24 Maret 1923, Sukarno melakukan pernikahan dengan Inggit Garnasih di Jalan Japapim (Java Veem) yang letaknya tidak jauh dari viaduct jalur kereta api.


Inggit tampaknya tidak memperoleh hak gono-gini dari perceraiannya dengan haji Sanusi. Sementara Sukarno sebagai mahasiswa yang baru sembilan bulan berkuliah tidak memiliki penghasilan. Karena tidak memiliki cukup uang untuk membiayai keluarganya, pasangan pengantin baru ini menyewa rumah dan berpindah-pindah tempat. Mereka pernah tinggal di Jalan Kebon Sirih yang letaknya tidak jauh dari Gedung Pakuan.

Tempat-tempat lain yang pernah ditinggali mereka antara lain, Gang Jaksa, Jalan Pungkur nomor 6, Regentweg nomor 22 (Jl.Dewi Sartika) 


Terakhir  mereka tinggal di Jalan Ciateul (kini Jalan Ibu Inggit Garnasih) nomor 8.sejak tahun 1926.


Meski hidup dalam keadaan tidak berkecukupan, mahasiswa Sukarno selain pandai, juga dikenal sebagai pesolek.
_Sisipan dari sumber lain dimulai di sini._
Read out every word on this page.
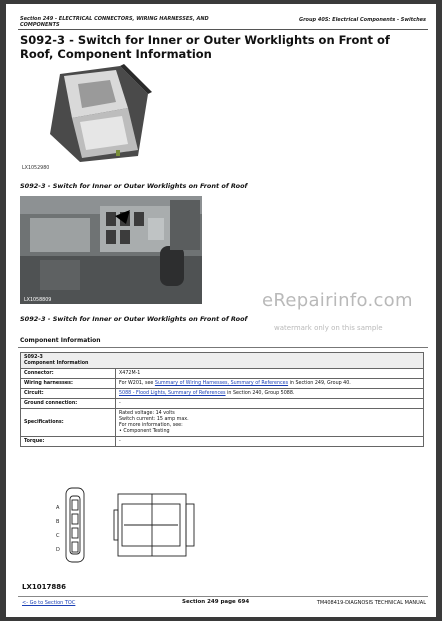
Section 249 - ELECTRICAL CONNECTORS, WIRING HARNESSES, AND COMPONENTS
Group 40S: Electrical Components - Switches
S092-3 - Switch for Inner or Outer Worklights on Front of Roof, Component Information
LX1052980
S092-3 - Switch for Inner or Outer Worklights on Front of Roof
LX1058809
S092-3 - Switch for Inner or Outer Worklights on Front of Roof
eRepairinfo.com
watermark only on this sample
Component Information
S092-3
Component Information	

Connector:	X472M-1
Wiring harnesses:	For W201, see Summary of Wiring Harnesses, Summary of References in Section 249, Group 40.
Circuit:	5088 - Flood Lights, Summary of References in Section 240, Group 5088.
Ground connection:	-
Specifications:	Rated voltage: 14 volts
Switch current: 15 amp max.
For more information, see:
• Component Testing

Torque:	-
A
B
C
D
LX1017886
<- Go to Section TOC	Section 249 page 694	TM408419-DIAGNOSIS TECHNICAL MANUAL
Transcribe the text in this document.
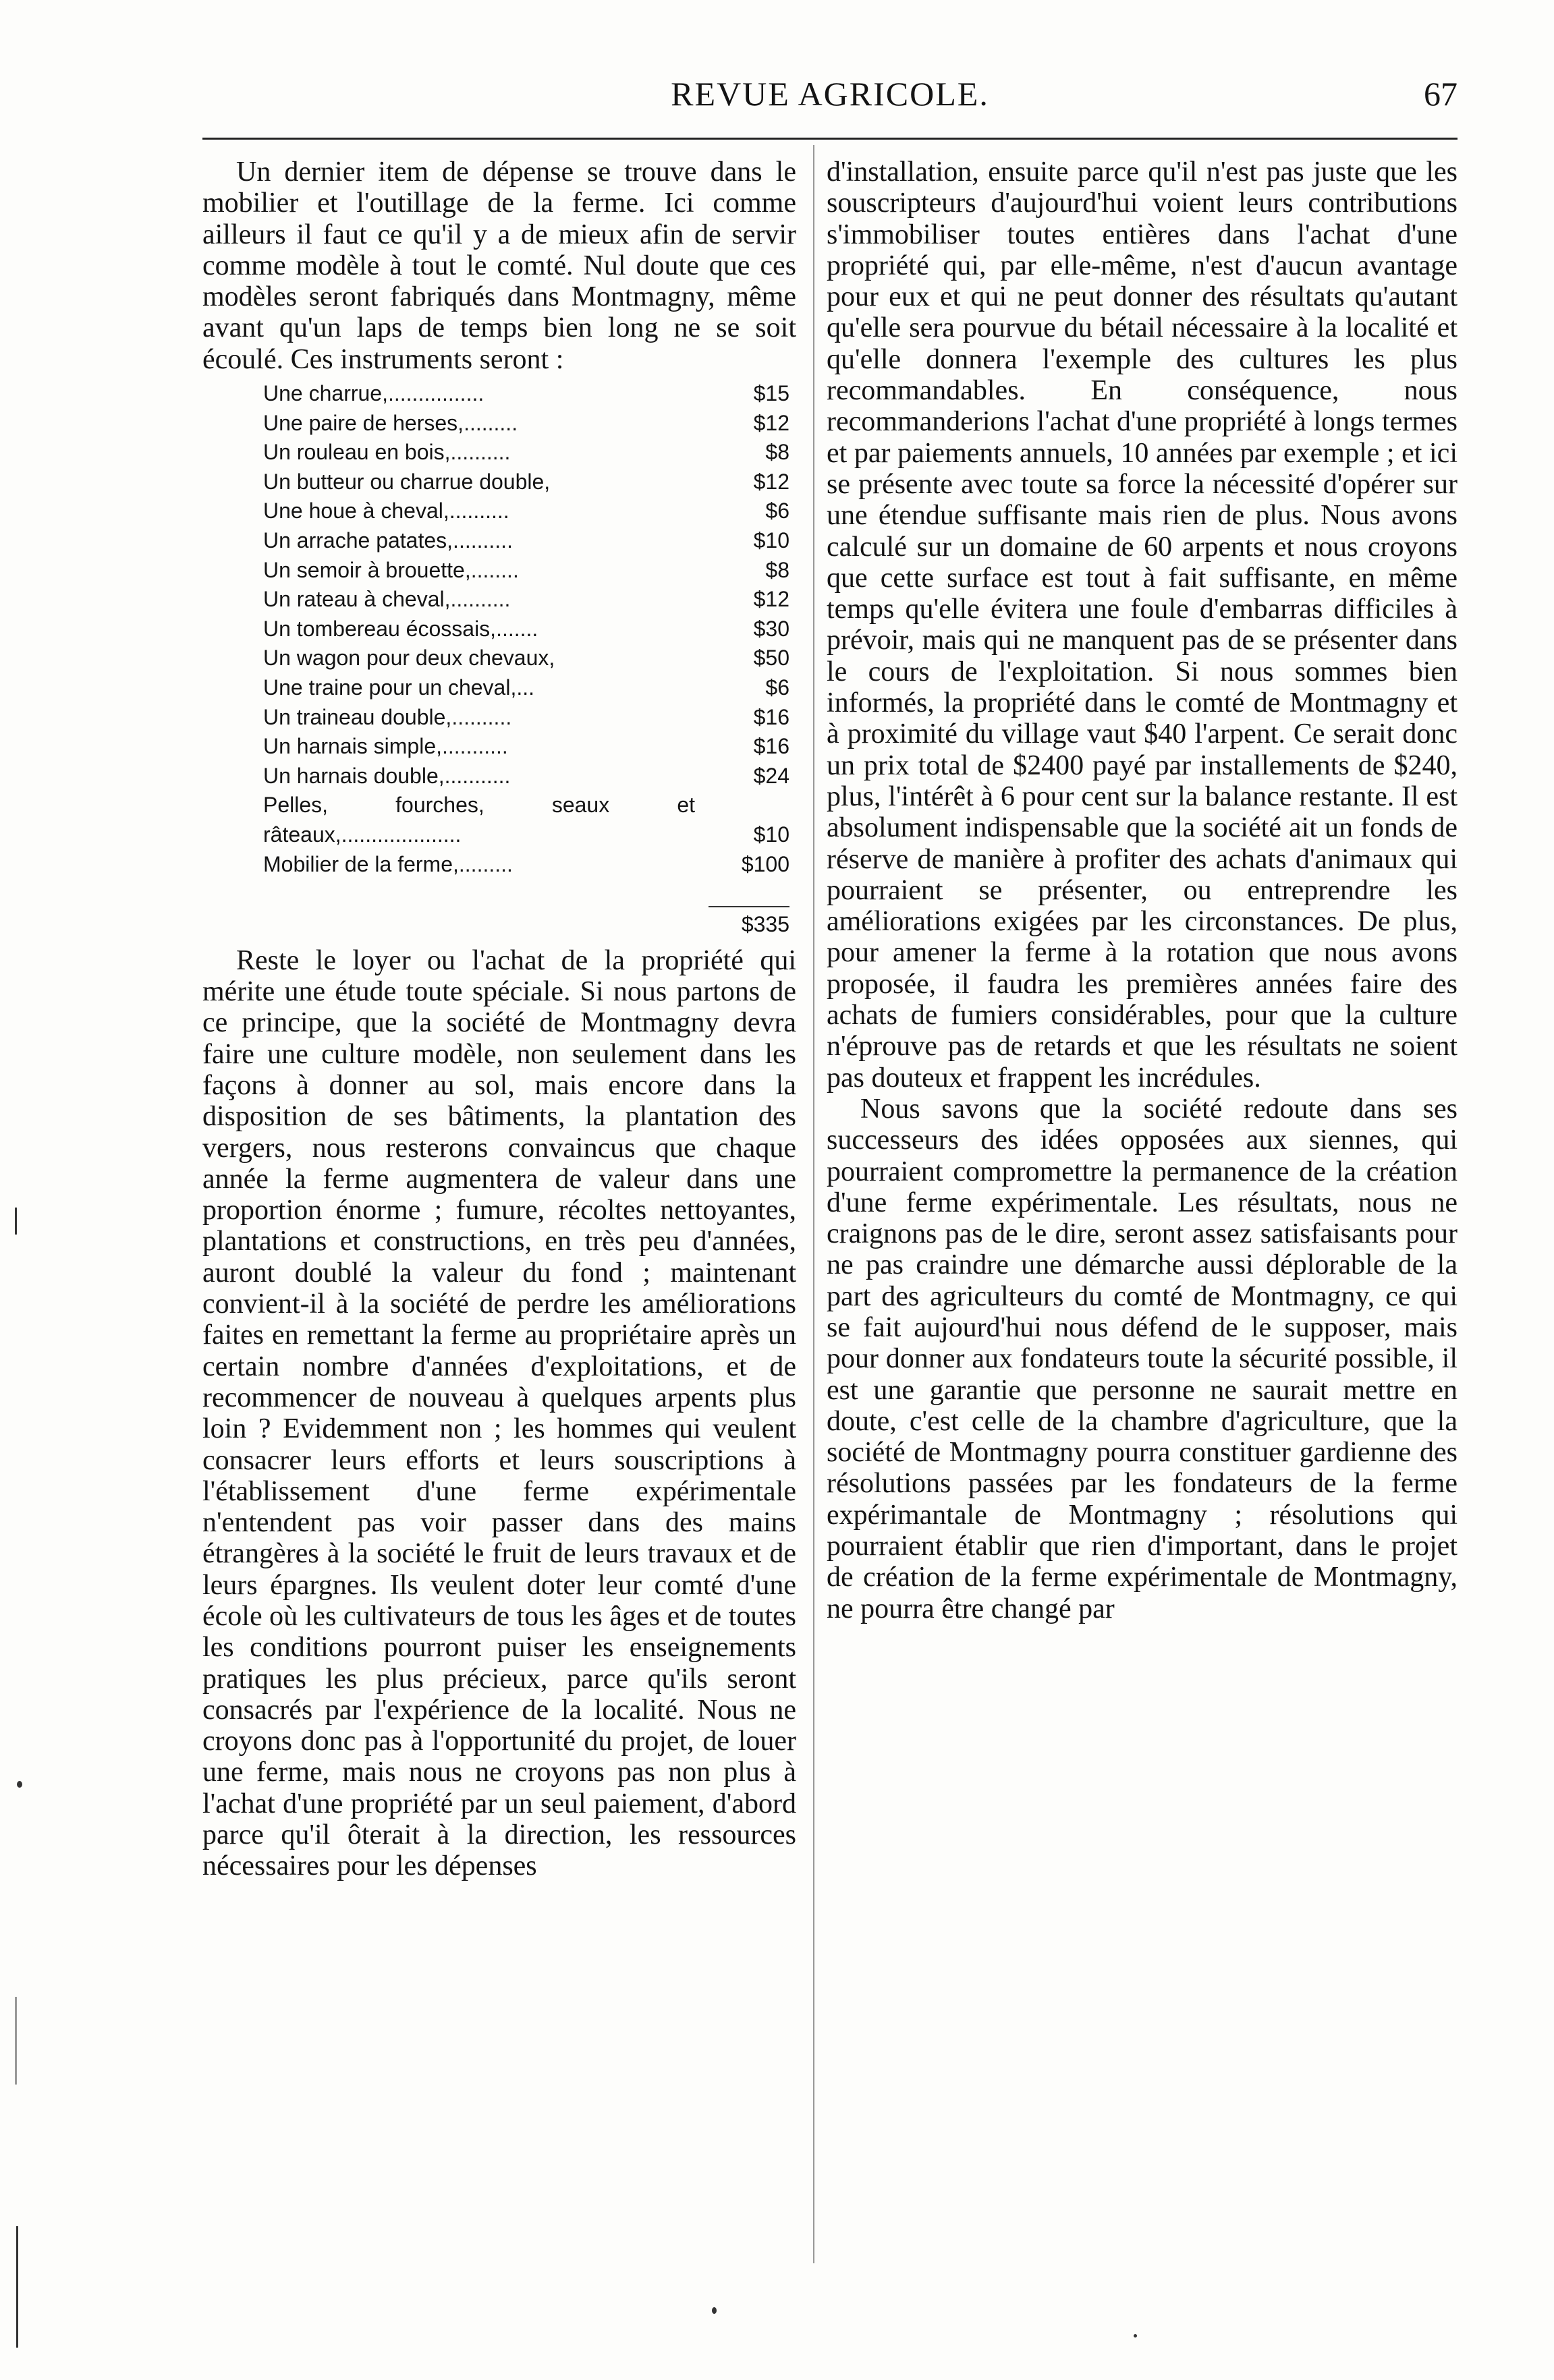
REVUE AGRICOLE.	67

Un dernier item de dépense se trouve dans le mobilier et l'outillage de la ferme. Ici comme ailleurs il faut ce qu'il y a de mieux afin de servir comme modèle à tout le comté. Nul doute que ces modèles seront fabriqués dans Montmagny, même avant qu'un laps de temps bien long ne se soit écoulé. Ces instruments seront :

Une charrue,................	$15
Une paire de herses,.........	$12
Un rouleau en bois,..........	$8
Un butteur ou charrue double,	$12
Une houe à cheval,..........	$6
Un arrache patates,..........	$10
Un semoir à brouette,........	$8
Un rateau à cheval,..........	$12
Un tombereau écossais,.......	$30
Un wagon pour deux chevaux,	$50
Une traine pour un cheval,...	$6
Un traineau double,..........	$16
Un harnais simple,...........	$16
Un harnais double,...........	$24
Pelles, fourches, seaux et râteaux,....................	$10
Mobilier de la ferme,.........	$100
$335

Reste le loyer ou l'achat de la propriété qui mérite une étude toute spéciale. Si nous partons de ce principe, que la société de Montmagny devra faire une culture modèle, non seulement dans les façons à donner au sol, mais encore dans la disposition de ses bâtiments, la plantation des vergers, nous resterons convaincus que chaque année la ferme augmentera de valeur dans une proportion énorme ; fumure, récoltes nettoyantes, plantations et constructions, en très peu d'années, auront doublé la valeur du fond ; maintenant convient-il à la société de perdre les améliorations faites en remettant la ferme au propriétaire après un certain nombre d'années d'exploitations, et de recommencer de nouveau à quelques arpents plus loin ? Evidemment non ; les hommes qui veulent consacrer leurs efforts et leurs souscriptions à l'établissement d'une ferme expérimentale n'entendent pas voir passer dans des mains étrangères à la société le fruit de leurs travaux et de leurs épargnes. Ils veulent doter leur comté d'une école où les cultivateurs de tous les âges et de toutes les conditions pourront puiser les enseignements pratiques les plus précieux, parce qu'ils seront consacrés par l'expérience de la localité. Nous ne croyons donc pas à l'opportunité du projet, de louer une ferme, mais nous ne croyons pas non plus à l'achat d'une propriété par un seul paiement, d'abord parce qu'il ôterait à la direction, les ressources nécessaires pour les dépenses

d'installation, ensuite parce qu'il n'est pas juste que les souscripteurs d'aujourd'hui voient leurs contributions s'immobiliser toutes entières dans l'achat d'une propriété qui, par elle-même, n'est d'aucun avantage pour eux et qui ne peut donner des résultats qu'autant qu'elle sera pourvue du bétail nécessaire à la localité et qu'elle donnera l'exemple des cultures les plus recommandables. En conséquence, nous recommanderions l'achat d'une propriété à longs termes et par paiements annuels, 10 années par exemple ; et ici se présente avec toute sa force la nécessité d'opérer sur une étendue suffisante mais rien de plus. Nous avons calculé sur un domaine de 60 arpents et nous croyons que cette surface est tout à fait suffisante, en même temps qu'elle évitera une foule d'embarras difficiles à prévoir, mais qui ne manquent pas de se présenter dans le cours de l'exploitation. Si nous sommes bien informés, la propriété dans le comté de Montmagny et à proximité du village vaut $40 l'arpent. Ce serait donc un prix total de $2400 payé par installements de $240, plus, l'intérêt à 6 pour cent sur la balance restante. Il est absolument indispensable que la société ait un fonds de réserve de manière à profiter des achats d'animaux qui pourraient se présenter, ou entreprendre les améliorations exigées par les circonstances. De plus, pour amener la ferme à la rotation que nous avons proposée, il faudra les premières années faire des achats de fumiers considérables, pour que la culture n'éprouve pas de retards et que les résultats ne soient pas douteux et frappent les incrédules.

Nous savons que la société redoute dans ses successeurs des idées opposées aux siennes, qui pourraient compromettre la permanence de la création d'une ferme expérimentale. Les résultats, nous ne craignons pas de le dire, seront assez satisfaisants pour ne pas craindre une démarche aussi déplorable de la part des agriculteurs du comté de Montmagny, ce qui se fait aujourd'hui nous défend de le supposer, mais pour donner aux fondateurs toute la sécurité possible, il est une garantie que personne ne saurait mettre en doute, c'est celle de la chambre d'agriculture, que la société de Montmagny pourra constituer gardienne des résolutions passées par les fondateurs de la ferme expérimantale de Montmagny ; résolutions qui pourraient établir que rien d'important, dans le projet de création de la ferme expérimentale de Montmagny, ne pourra être changé par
Pakaiannya selalu perlente dan necis. Diantara 12 - 15 mahasiswa pribumi yang sama-sama belajar di TH Bandung, Sukarno satu-satunya mahasiswa yang memakai jas "gabardine wool". Jenis kain ini termasuk yang paling top pada zamannya. la memiliki pulpen dan menaiki sepeda Fongers berpersneling dari rumahnya ke kampus. Pergi-pulang tidak akan dirasa berat karena saat itu Kota Bandung masih sejuk.


Seorang penduduk Jalan Kejaksan di daerah Braga, menyaksikan saat Sukarno melewati Jalan Braga dengan rasa kagum. la kelihatan gagah.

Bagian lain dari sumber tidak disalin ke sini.